Learn how to setup Startup Step By Step
A startup journey is a long road to be travelled. There are many, aspiring to be an entrepreneur. They are wondering whether there is a readymade recipe like in a cookery book? Is there a step by step guide of do’s and don’ts?
Before the business starts there are several steps from the idea stage to the setting up of business. A systematic process driven approach will help in minimizing the risks of an early failure. One may even abandon the original idea and come up with an entirely new vertical.
Have a bias toward action - let's see something happen now. You can break that big plan into small steps and take the first step right away. - Indira Gandhi
A great small business always starts out as an idea, but you have to transform that idea into action.
Follow these 10 steps to turn your idea into a startup
A great startup begins with an idea, but it has to be put into practice. Here are 10 steps to get you started on your startup journey.
Everyone has at least one idea for the next big thing. What makes startup founders different is their willingness to take action to make one of those ideas a reality.
If you're thinking you may want to leave your day job and set out as a founder, it might be helpful to reflect and make a plan but, once you've made up your mind, you need to go — and quick.
A big part of execution is simply getting started, but once you've got the ball rolling it's helpful to have a checklist of steps to follow to make sure everything is in order.
1. Assessing Yourselves
2. Testing Business Idea
3. Assess Resources Required
4. Bootstrap or external funds
5. Hiring Startup Team
6. Legal Requirements
7. Start Trials
8. Build Network
9. Evaluate the results
10. Course correction if required
Climb the ladder step by step and reach the top. Each step is a specific process .
The first two critical steps are assessing one
self and whether the idea has a market.
First Step – Assess Yourselves
The man behind the wheel is more important than the wheel itself.

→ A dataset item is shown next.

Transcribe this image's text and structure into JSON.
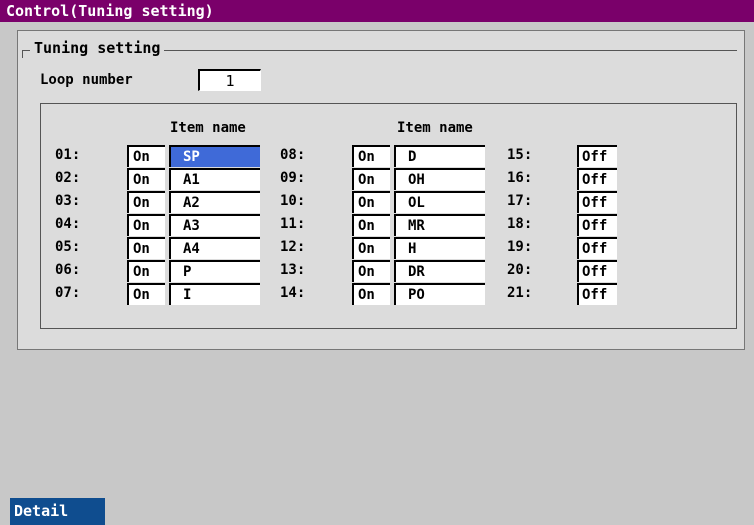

Determination, grit, tolerance to failure, ability to build network, creativity, building a team, convincing skills, ability to take risks, domain knowledge and resource mobilization are a few must have attributes.
No one individual will have all the skills required to be a successful entrepreneur.

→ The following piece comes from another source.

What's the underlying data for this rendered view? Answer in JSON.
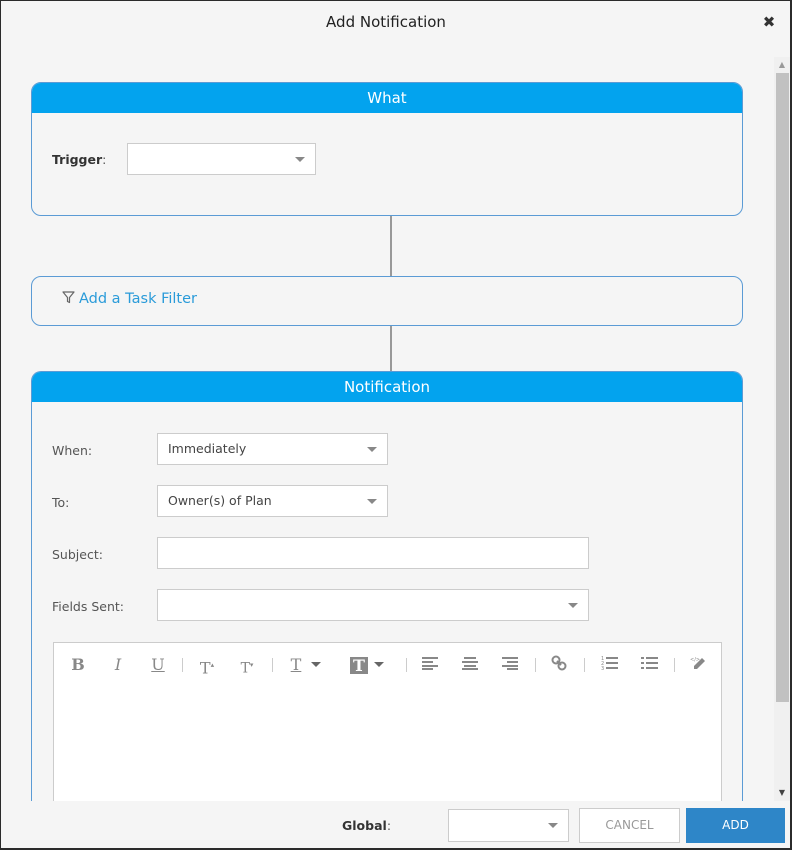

Do you have what it takes to be an entrepreneur?
Entrepreneurial Aptitude Test (EAT)
I American School of Entrepreneurship has 25 simple questions. You can attempt to answer them and gauge your readiness.
ii. Cornerstone also has published an easy to assess model.
The tests are indicative for one to assess and they are not a guarantee for success.
Entrepreneurial Mindset Training
One can attend a short duration program to understand the right mindset required. Kakinada experiment has proved that this training has a positive impact on the entrepreneurial way of thinking.
Solopreneur or Partnership
Two brains are better than one. Complimentary skills are a great asset at the early stages where none or a few employees are on board.
Who should be the partner
I Spouse ii. Relatives iii Friends Iv Strangers
Each has its advantages and disadvantages and one should weigh them carefully. The critical point is what value can they add to the startup.
Ideas are dime a dozen. If ideas alone are enough we would have seen many taking the road to entrepreneurship.
It is a fact that even today with tremendous support in the environment for startups close to 10% of businesses only cross the first year.
This statement should not deter one from embarking on the exhilarating journey.
Solving a problem
Does the idea solve a problem or does it provide convenience or saves time for a customer? Still better, have you used that solution for solving your own problem? Is it a breakthrough improvement over existing products or services in the market?
John Mullins (Professor of London School of Business) research based concepts
I. The New Business Road Test.
You can read his book and test your ideas before investing resources
ii. Plan A to Plan B – Every successful entrepreneur has had many iterations of the original idea.
Kavil Ramachandran- Chair- Thomas Schmidheiny Centre for Family Enterprise-ISB- Hyderabad
He has proposed a simple 2X2 model based on criticality of the product and level of dissatisfaction with existing solutions. It is easy to apply model.
Swimming in Shallow Waters
Market surveys, published data etc. have limited use before one takes the plunge.
Make a prototype or launch pilot services or products on a limited scale to test in the market. Depending on the market feedback you can make course correction. In software startups it is called alpha stage, beta stage and final launch.
Follow the step by step process and launch your business like this rocket soaring high.
The reality is, most people have what it takes: a good idea, the
right amount of capital and the creativity. What most people lack, however, is
the patience, determination and ability to plan and sustain the rough and hard
realities of entrepreneurship. There is glamour only if you succeed and grow.
If the risk bearing ability is less one can look at the option of franchisee route where the idea is already proven.